In welchen Bereichen kommt die AIT ­Cyber Range bereits zum Einsatz? 

Leopold:
Kunden aller Art können hier ihre Sicherheitsmaßnahmen testen und validieren, die Resilienz unterschiedlicher IT-Architekturen überprüfen und betriebliche Sicherheitsprozesse trainieren. International setzt zum Beispiel die Atom­energiebehörde bereits auf Kompetenz und Technologie »made in Austria«. Das ist für mich auch die gute Nachricht, dass nicht immer nur die Infrastrukturen von Multi-Billionen-Dollar-Unternehmen benötigt werden, um erfolgreich im Digitalbereich zu agieren – sondern dass so etwas auch aus dem kleinen Österreich heraus funktioniert. Wir haben mittlerweile das Know-how und die richtigen Leute, um ein solches Cybertraining auch wirtschaftlich effektiv zu gestalten. Wir können stolz sein, dass erste weltweite IAEA Collaboration-Centre der Atomenergiebehörde zum Thema Cybersicherheit zu stellen.
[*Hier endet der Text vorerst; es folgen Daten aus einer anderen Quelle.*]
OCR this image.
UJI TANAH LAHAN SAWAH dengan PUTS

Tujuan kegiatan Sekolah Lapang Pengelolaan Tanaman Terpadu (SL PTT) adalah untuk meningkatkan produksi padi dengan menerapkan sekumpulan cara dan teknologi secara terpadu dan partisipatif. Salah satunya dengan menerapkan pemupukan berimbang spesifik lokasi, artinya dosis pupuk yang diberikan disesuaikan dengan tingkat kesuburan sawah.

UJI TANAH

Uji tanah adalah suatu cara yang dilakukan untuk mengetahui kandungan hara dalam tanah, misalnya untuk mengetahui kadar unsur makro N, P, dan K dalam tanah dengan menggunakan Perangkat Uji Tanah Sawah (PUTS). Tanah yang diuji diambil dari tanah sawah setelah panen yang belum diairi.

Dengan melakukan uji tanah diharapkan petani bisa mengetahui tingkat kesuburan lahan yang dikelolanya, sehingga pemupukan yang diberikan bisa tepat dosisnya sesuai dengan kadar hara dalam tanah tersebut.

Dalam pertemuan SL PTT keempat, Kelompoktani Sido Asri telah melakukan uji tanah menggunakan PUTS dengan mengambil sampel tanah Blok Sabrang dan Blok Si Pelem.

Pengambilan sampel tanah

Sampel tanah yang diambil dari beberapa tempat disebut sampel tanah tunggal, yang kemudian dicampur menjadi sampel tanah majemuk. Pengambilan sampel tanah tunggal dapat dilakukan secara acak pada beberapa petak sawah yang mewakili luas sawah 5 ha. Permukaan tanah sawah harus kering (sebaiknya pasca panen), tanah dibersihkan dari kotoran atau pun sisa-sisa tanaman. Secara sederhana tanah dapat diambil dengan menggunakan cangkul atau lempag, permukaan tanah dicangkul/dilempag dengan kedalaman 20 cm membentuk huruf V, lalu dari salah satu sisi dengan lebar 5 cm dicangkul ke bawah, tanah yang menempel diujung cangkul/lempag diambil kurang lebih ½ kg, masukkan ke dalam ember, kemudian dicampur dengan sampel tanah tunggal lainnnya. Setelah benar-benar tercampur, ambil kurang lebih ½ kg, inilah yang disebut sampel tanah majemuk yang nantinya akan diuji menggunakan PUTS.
Man muss also kein eigenes Atomkraftwerk im Land haben, um ein solches simulieren zu können?

Leopold:
Ein Kraftwerk ist wie eine Fabrik – mit Steuerungssystemen, Netzwerken und Geräten wie etwa Pumpen. Die Technik im Inneren, der Bereich OT (Anm.: Operations Technology) ist sicherlich von den Herstellern und von Branchenspezifika abhängig. Wir sind aber in der Lage, mit einem sehr hohen Automatisierungsgrad Umgebungen mit ihren Strukturen und Problemstellungen flexibel zu gestalten. Die AIT Cyber Range ist modular und flexibel aufgebaut. Wir können Steuerungen, unterschiedliche Software und Betriebssysteme und auch verschiedene Architekturen und die Angriffe darauf simulieren. Sei es eine Ransomware-Attacke oder eine Phishing-Mail – wir haben bereits auch Vorgänge in Organisationen mit 2.000 Mitarbeiter*innen durchgespielt.
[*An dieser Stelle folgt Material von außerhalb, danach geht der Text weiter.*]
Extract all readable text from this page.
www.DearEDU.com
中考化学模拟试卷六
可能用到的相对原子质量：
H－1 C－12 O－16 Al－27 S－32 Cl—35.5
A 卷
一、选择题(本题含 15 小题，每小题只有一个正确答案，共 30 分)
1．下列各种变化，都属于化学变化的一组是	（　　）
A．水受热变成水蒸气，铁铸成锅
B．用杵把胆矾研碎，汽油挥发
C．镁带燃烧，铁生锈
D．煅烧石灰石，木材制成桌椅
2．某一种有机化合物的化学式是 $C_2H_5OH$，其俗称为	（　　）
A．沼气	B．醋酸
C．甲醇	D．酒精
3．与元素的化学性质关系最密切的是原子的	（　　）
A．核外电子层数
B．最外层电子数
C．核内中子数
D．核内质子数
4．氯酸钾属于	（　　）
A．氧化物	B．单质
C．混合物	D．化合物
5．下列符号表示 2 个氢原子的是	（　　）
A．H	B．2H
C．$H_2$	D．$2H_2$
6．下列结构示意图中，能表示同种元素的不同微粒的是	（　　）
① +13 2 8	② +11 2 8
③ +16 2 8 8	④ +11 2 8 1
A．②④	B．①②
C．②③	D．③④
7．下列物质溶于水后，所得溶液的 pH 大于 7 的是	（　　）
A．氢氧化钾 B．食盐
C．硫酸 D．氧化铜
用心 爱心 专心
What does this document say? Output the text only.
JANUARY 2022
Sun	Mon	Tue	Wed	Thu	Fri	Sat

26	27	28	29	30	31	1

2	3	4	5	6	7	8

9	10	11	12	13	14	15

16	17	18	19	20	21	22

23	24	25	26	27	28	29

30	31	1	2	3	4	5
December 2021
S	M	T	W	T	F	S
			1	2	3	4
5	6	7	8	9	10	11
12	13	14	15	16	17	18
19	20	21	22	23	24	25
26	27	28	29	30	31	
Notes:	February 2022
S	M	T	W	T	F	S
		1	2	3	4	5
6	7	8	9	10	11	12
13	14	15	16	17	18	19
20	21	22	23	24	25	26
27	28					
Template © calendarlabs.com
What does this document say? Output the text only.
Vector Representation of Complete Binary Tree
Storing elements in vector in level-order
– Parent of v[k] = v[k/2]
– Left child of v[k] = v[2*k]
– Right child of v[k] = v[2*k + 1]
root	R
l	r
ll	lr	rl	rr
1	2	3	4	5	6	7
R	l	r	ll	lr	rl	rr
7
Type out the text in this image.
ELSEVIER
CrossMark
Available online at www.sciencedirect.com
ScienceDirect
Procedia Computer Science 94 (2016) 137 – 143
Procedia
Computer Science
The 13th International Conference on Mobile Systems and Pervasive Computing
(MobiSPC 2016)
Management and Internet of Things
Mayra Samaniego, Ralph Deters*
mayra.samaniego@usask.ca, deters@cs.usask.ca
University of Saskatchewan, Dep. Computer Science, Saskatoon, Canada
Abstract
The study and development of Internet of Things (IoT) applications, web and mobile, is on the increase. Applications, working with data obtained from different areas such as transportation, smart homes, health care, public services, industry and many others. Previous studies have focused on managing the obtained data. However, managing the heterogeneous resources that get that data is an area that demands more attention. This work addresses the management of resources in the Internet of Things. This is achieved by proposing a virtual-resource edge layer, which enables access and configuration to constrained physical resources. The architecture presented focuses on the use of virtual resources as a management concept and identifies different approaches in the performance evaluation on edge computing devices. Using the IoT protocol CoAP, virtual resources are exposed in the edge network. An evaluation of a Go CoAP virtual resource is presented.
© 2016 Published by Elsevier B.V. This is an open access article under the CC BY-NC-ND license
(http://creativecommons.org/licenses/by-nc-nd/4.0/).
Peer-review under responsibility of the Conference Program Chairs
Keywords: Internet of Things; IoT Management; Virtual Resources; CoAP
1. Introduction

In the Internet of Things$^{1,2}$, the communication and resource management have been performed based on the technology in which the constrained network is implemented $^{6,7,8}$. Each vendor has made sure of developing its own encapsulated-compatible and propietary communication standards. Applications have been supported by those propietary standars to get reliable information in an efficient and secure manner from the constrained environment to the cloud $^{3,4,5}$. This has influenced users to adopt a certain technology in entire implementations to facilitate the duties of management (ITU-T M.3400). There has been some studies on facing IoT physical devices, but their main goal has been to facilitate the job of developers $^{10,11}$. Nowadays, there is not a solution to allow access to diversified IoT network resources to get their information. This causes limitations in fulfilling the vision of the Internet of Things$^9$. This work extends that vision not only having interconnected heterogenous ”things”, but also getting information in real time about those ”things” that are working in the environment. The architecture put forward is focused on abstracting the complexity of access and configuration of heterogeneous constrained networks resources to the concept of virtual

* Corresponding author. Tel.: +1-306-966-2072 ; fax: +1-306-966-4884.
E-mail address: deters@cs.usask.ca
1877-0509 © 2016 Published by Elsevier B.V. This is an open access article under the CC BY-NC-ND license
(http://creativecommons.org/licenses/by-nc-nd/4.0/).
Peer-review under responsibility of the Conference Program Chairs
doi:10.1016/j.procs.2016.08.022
Nachdem so ein Test im Alltag eines Kraftwerks oder einer Fabrik niemals in dieser Vollständigkeit durchführbar wäre, bieten wir Unternehmen eine wirtschaftlich sinnvolle Umgebung dafür. Der Mehrwert ist schnell gegeben, da rasch auch Szenarien gewechselt werden können.
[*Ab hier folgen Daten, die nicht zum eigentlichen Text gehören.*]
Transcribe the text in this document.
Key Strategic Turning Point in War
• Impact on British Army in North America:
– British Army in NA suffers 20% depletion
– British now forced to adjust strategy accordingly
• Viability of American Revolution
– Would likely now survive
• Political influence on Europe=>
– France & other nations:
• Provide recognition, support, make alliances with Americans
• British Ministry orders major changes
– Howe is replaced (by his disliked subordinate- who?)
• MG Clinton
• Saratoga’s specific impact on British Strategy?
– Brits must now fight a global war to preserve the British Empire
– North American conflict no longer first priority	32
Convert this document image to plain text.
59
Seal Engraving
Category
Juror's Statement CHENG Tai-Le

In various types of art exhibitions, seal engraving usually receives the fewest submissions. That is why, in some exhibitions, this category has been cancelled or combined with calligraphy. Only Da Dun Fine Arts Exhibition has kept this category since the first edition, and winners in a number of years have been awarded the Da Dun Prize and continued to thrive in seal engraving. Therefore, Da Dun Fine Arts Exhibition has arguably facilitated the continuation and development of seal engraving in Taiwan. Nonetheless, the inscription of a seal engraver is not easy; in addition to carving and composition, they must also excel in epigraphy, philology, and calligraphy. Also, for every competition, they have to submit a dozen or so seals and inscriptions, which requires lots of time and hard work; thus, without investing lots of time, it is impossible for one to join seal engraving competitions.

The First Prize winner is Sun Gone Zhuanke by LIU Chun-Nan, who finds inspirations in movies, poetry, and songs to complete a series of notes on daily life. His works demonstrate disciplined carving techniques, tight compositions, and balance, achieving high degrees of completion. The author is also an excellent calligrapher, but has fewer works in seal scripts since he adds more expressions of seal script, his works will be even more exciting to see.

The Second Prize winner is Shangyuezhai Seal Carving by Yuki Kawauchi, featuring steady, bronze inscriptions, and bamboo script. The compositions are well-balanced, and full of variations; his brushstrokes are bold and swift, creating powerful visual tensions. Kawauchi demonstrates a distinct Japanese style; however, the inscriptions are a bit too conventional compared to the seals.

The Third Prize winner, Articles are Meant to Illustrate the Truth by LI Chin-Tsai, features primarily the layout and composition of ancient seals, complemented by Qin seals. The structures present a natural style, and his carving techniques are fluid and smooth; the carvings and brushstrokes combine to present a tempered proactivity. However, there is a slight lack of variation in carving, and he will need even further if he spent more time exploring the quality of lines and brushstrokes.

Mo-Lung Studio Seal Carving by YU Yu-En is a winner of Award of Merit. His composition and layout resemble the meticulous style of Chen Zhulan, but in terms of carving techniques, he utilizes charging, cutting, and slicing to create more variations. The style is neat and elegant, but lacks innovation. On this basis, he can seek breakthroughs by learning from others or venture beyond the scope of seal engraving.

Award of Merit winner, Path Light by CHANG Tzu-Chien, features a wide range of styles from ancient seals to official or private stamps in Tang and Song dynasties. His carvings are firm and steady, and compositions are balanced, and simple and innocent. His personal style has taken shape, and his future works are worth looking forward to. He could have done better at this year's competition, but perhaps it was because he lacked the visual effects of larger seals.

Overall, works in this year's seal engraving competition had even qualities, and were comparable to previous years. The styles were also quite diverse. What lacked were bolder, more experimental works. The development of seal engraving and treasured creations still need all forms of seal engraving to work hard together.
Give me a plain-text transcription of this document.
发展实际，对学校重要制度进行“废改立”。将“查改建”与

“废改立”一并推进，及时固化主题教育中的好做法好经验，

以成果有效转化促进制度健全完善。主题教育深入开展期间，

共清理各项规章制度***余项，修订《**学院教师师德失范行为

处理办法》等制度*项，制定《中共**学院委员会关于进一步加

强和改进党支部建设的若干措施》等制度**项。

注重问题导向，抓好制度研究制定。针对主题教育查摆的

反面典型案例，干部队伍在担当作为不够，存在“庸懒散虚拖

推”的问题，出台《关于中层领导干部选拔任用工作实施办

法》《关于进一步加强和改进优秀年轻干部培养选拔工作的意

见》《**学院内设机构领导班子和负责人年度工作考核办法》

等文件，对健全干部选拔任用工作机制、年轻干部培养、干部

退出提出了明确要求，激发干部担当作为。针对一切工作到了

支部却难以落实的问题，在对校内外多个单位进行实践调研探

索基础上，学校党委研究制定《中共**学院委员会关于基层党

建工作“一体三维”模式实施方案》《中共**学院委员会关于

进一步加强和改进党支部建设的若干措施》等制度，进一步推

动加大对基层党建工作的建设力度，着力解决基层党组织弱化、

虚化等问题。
Welche weiteren Unternehmen adressieren Sie damit?

Leopold:
Neben großen internationalen Infrastrukturbetreibern setzen bereits zahlreiche Energieversorger auf die AIT Cyber Range, ebenso wie Industriebetriebe vom Mittelstand bis zum Großunternehmen. Im Prinzip betrifft das vor allem jene Unternehmen, die unter das NIS-Gesetz für Betreiber kritischer Infrastrukturen fallen. Mit der neuen EU-Richtlinie NIS 2 fallen in Österreich schon gut tausend Unternehmen in diesen Bereich. Sie alle haben besondere Berichtspflichten und müssen tiefgehende Sicherheitsmaßnahmen in ihren Organisationen durchführen und auch dokumentieren.

Über das Unternehmen
Im AIT Austrian Institute of Technology arbeiten im Center for Digital Safety & Security mehr als 200 Expert*innen an Informations- und Kommunikationstechnologien, um diese im Kontext der Digitalisierung und Vernetzung von Systemen hochsicher und zuverlässig bauen sowie benutzen zu können. Adressiert werden Märkte wie die Halbleiterindustrie, Automotive, kritische Infrastrukturen wie Energienetze und Kraftwerke, Finanzmärkte, Umweltmonitoring sowie Krisen- und Katastrophenmanagement. Das Center besitzt in nationalen und internationalen Innovationsprogrammen wie KIRAS und Horizon Europe eine anerkannte Position und gestaltet zahlreiche Industrie- und Forschungsinitiativen mit.